FORT SCOTT, Kans. — Not everyone that makes a significant contribution to the world around them becomes a household name. But that doesn’t mean their story is any less courageous. A facility devoted to promoting its efforts is celebrating a milestone.

Norm Conard is the executive director of the Lowell Milken Center For Unsung Heroes in Fort Scott, and he says it’s hard to believe how long the facility has been open and how many amazing, yet not well-known, stories school children have uncovered in that time.

“We had a dream that was born in Fort Scott, the dream was a museum of unsung heroes and role models that has reached three million students in 50 states,” said Norm Conard, Exec. Dir., Lowell Milken Center For Unsung Heroes.

The Center highlights people who’ve played a significant role in the lives of others but aren’t household names. Conard was a history teacher in Uniontown several years ago when a group of his students uncovered the life story of Irena Sendler, a Polish Catholic social worker that secretly saved the lives of hundreds of Jewish children living in the Warsaw Poland Ghetto in World War II. She snuck them into the homes of Christian families, preventing them from dying at the hands of the Germans.

“We had no idea what was ahead, the hundred days of slaughter, more than a million people killed,” said Carl Wilkens, Unsung Hero.

Carl Wilkens, was a Christian missionary and was the only American to stay in the war-torn African country of Rwanda when civil war broke out there in 1994. Students learned about his bravery and thought everyone else should know his story, too.
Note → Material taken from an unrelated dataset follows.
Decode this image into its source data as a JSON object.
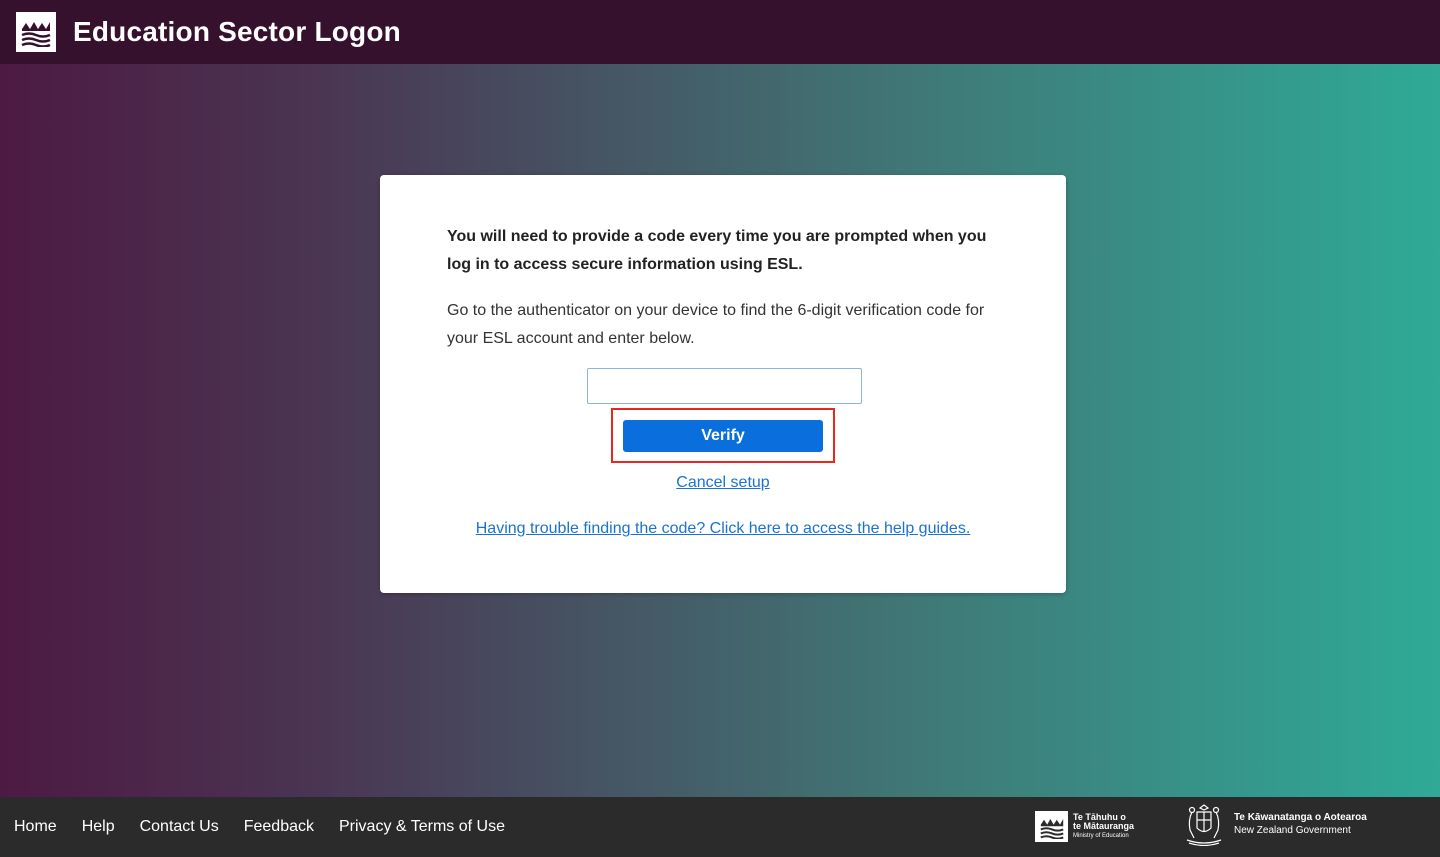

“Kids always inspire us all right, and to see the depth that the students have gone in digging into stories by their own inspiration, their own curiosity, it’s just exciting to see and it snowballs it’s growing and that’s, that’s really exciting to be part of that,” said Wilkens.

Skipper Higgins is the grandson of unsung hero Andrew Jackson Higgins, who designed and built thousands of landing crafts used by U.S. soldiers to invade Asian islands in the Pacific and the beaches of Omaha in Europe during World War II. Students also brought his relative’s achievement to light as well.

“It’s just an amazing place, absolutely amazing, and then the core purpose of it is education and enlightenment of students all over America and all over the world, oh my goodness, it’s just unbelievable,” said Higgins.